5.14.11 dolo del reato in questione è integrato dalla condotta omissiva posta in essere nella consapevolezza della sua illiceità, non richiedendo la norma, quale ulteriore requisito, un atteggiamento antidoveroso di volontario contrasto con il precetto violato. Ne consegue che anche per questa via il motivo è manifestamente infondato poiché presuppone una lettura della norma sganciata dal suo tenore letterale.
6. Il secondo motivo è inammissibile perché proposto per la prima volta in sede di legittimità.
6.1. L’imputata non ha mai contestato, né in primo grado, né in appello la sussistenza materiale del reato così come contestato dalla rubrica (l’omesso versamento delle ritenute risultanti dai certificati rilasciati ai sostituiti). Dedurre in questa sede la mancanza di prova del rilascio delle certificazioni equivale a introdurre questioni di fatto mai devolute nella competente sede di merito, non giustificate nemmeno dal dedotto mutamento di indirizzo giurisprudenziale.
6.2.In conclusione, la mancata devoluzione dello specifico motivo di appello non impegnava la Corte territoriale a fornire una risposta sul punto.
7. E’ fondato l’ultimo motivo di ricorso.
7.1. La Corte di appello, aderendo alle conclusioni rassegnate dal PG di udienza, ha disposto senz’altro <<la confisca per equivalente dei beni dell’imputata per un importo equivalente a quello delle ritenute non versate indicato in imputazione>> senza indicare la ragione per cui non è stato possibile confiscare il profitto del reato direttamente in danno della società, come sarebbe stato necessario fare secondo la giurisprudenza di questa Corte ed in particolare secondo l’insegnamento di Sez. U, n. 10561 del 30/01/2014, Gubert, richiamata dalla ricorrente, secondo cui «non è consentito il sequestro preventivo finalizzato alla confisca per equivalente nei confronti degli organi della persona giuridica per reati tributari da costoro commessi, quando sia possibile il sequestro finalizzato alla confisca di denaro o dì altri beni fungibili o di beni direttamente riconducibili al profitto di reato tributario compiuto dagli organi della persona giuridica stessa in capo a costoro o a persona (compresa quella giuridica) non estranea al reato».
7.2. La confisca per equivalente costituisce pur sempre, anche nella formulazione dell’attuale art. 12-bis, d.lgs. n. 74 del 2000, una misura residuale dei cui presupposti applicativi (tra questi l’impossibilità di procedere alla confisca dei beni che costituiscono il profitto del reato) il giudice deve dar conto.

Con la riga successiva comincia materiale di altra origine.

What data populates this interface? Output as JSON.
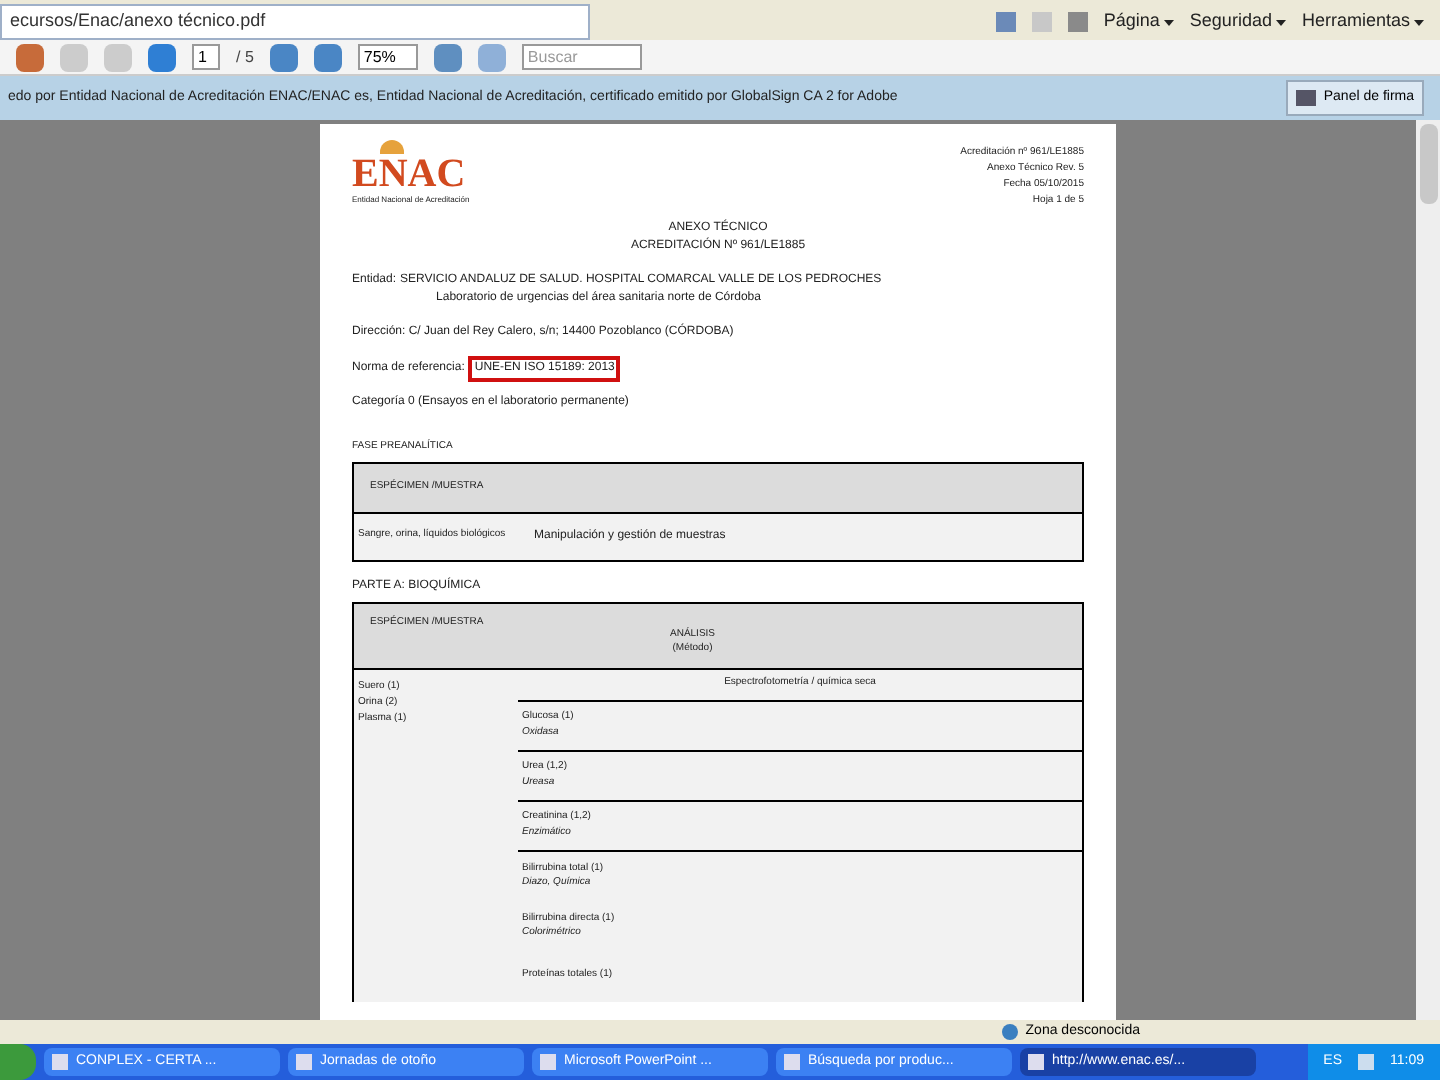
{
  "browser_tab": {
    "title": "ecursos/Enac/anexo técnico.pdf"
  },
  "command_bar": [
    "Página",
    "Seguridad",
    "Herramientas"
  ],
  "toolbar": {
    "page": "1",
    "page_count": "/ 5",
    "zoom": "75%",
    "search_placeholder": "Buscar"
  },
  "signature_bar": {
    "text": "edo por Entidad Nacional de Acreditación ENAC/ENAC es, Entidad Nacional de Acreditación, certificado emitido por GlobalSign CA 2 for Adobe",
    "button": "Panel de firma"
  },
  "document": {
    "logo": {
      "name": "ENAC",
      "subtitle": "Entidad Nacional de Acreditación"
    },
    "header_info": [
      "Acreditación nº 961/LE1885",
      "Anexo Técnico Rev. 5",
      "Fecha 05/10/2015",
      "Hoja 1 de 5"
    ],
    "title": [
      "ANEXO TÉCNICO",
      "ACREDITACIÓN Nº 961/LE1885"
    ],
    "entity_label": "Entidad:",
    "entity": [
      "SERVICIO ANDALUZ DE SALUD. HOSPITAL COMARCAL VALLE DE LOS PEDROCHES",
      "Laboratorio de urgencias del área sanitaria norte de Córdoba"
    ],
    "address": "Dirección: C/ Juan del Rey Calero, s/n; 14400 Pozoblanco (CÓRDOBA)",
    "norm_label": "Norma de referencia:",
    "norm": "UNE-EN ISO 15189: 2013",
    "category": "Categoría 0 (Ensayos en el laboratorio permanente)",
    "preanalytic": {
      "heading": "FASE PREANALÍTICA",
      "column": "ESPÉCIMEN /MUESTRA",
      "specimen": "Sangre, orina, líquidos biológicos",
      "analysis": "Manipulación y gestión de muestras"
    },
    "part_a": {
      "heading": "PARTE A: BIOQUÍMICA",
      "columns": [
        "ESPÉCIMEN /MUESTRA",
        "ANÁLISIS",
        "(Método)"
      ],
      "specimens": [
        "Suero (1)",
        "Orina (2)",
        "Plasma (1)"
      ],
      "method_group": "Espectrofotometría / química seca",
      "analyses": [
        {
          "name": "Glucosa (1)",
          "method": "Oxidasa"
        },
        {
          "name": "Urea (1,2)",
          "method": "Ureasa"
        },
        {
          "name": "Creatinina (1,2)",
          "method": "Enzimático"
        },
        {
          "name": "Bilirrubina total (1)",
          "method": "Diazo, Química"
        },
        {
          "name": "Bilirrubina directa (1)",
          "method": "Colorimétrico"
        },
        {
          "name": "Proteínas totales (1)"
        }
      ]
    }
  },
  "status_bar": {
    "zone": "Zona desconocida"
  },
  "taskbar": {
    "items": [
      {
        "label": "CONPLEX - CERTA ...",
        "selected": false
      },
      {
        "label": "Jornadas de otoño",
        "selected": false
      },
      {
        "label": "Microsoft PowerPoint ...",
        "selected": false
      },
      {
        "label": "Búsqueda por produc...",
        "selected": false
      },
      {
        "label": "http://www.enac.es/...",
        "selected": true
      }
    ],
    "language": "ES",
    "time": "11:09"
  }
}
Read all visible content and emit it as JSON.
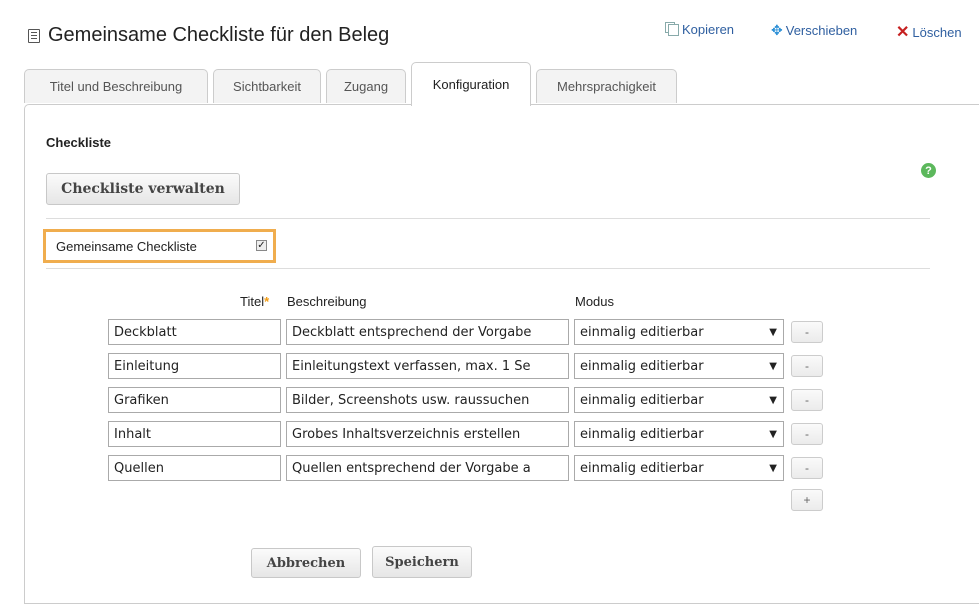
{
  "header": {
    "title": "Gemeinsame Checkliste für den Beleg",
    "actions": {
      "copy": "Kopieren",
      "move": "Verschieben",
      "delete": "Löschen"
    }
  },
  "tabs": [
    {
      "label": "Titel und Beschreibung"
    },
    {
      "label": "Sichtbarkeit"
    },
    {
      "label": "Zugang"
    },
    {
      "label": "Konfiguration",
      "active": true
    },
    {
      "label": "Mehrsprachigkeit"
    }
  ],
  "section": {
    "heading": "Checkliste",
    "manage_button": "Checkliste verwalten",
    "help_symbol": "?",
    "shared_label": "Gemeinsame Checkliste",
    "shared_checked": true
  },
  "table": {
    "headers": {
      "titel": "Titel",
      "required_mark": "*",
      "beschreibung": "Beschreibung",
      "modus": "Modus"
    },
    "rows": [
      {
        "titel": "Deckblatt",
        "beschreibung": "Deckblatt entsprechend der Vorgabe",
        "modus": "einmalig editierbar"
      },
      {
        "titel": "Einleitung",
        "beschreibung": "Einleitungstext verfassen, max. 1 Se",
        "modus": "einmalig editierbar"
      },
      {
        "titel": "Grafiken",
        "beschreibung": "Bilder, Screenshots usw. raussuchen",
        "modus": "einmalig editierbar"
      },
      {
        "titel": "Inhalt",
        "beschreibung": "Grobes Inhaltsverzeichnis erstellen",
        "modus": "einmalig editierbar"
      },
      {
        "titel": "Quellen",
        "beschreibung": "Quellen entsprechend der Vorgabe a",
        "modus": "einmalig editierbar"
      }
    ],
    "remove_label": "-",
    "add_label": "+"
  },
  "footer": {
    "cancel": "Abbrechen",
    "save": "Speichern"
  },
  "colors": {
    "highlight": "#f0ad4e",
    "link": "#2f5fa0",
    "delete": "#c62020",
    "help": "#5cb85c"
  }
}
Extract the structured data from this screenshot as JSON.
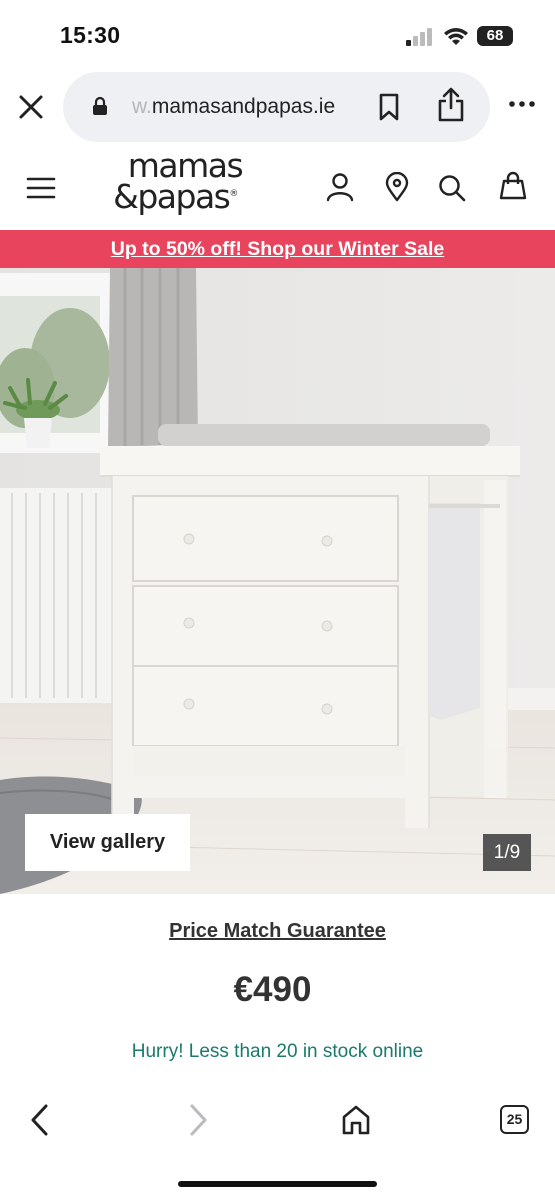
{
  "status_bar": {
    "time": "15:30",
    "battery": "68"
  },
  "browser": {
    "url_faded": "w.",
    "url": "mamasandpapas.ie",
    "tab_count": "25"
  },
  "site": {
    "logo_line1": "mamas",
    "logo_line2": "&papas",
    "logo_mark": "®",
    "promo_text": "Up to 50% off! Shop our Winter Sale"
  },
  "product": {
    "view_gallery_label": "View gallery",
    "image_counter": "1/9",
    "price_match_label": "Price Match Guarantee",
    "price": "€490",
    "stock_message": "Hurry! Less than 20 in stock online"
  },
  "colors": {
    "promo_bg": "#e8445d",
    "stock_text": "#1b7a6c",
    "url_bar_bg": "#eef0f3"
  }
}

7.3. Ne consegue che la sentenza impugnata deve essere annullata sul punto con rinvio ad altra Sezione della Corte di appello di Milano.
7.4.Il ricorso nel resto deve essere dichiarato inammissibile con conseguente irrevocabilità dell’accertamento della responsabilità dell’imputata.
P.Q.M.
Annulla la sentenza impugnata limitatamente alle statuizioni sulla confisca con rinvio ad altra Sezione della Corte di appello di Milano.
Dichiara inammissibile il ricorso nel resto.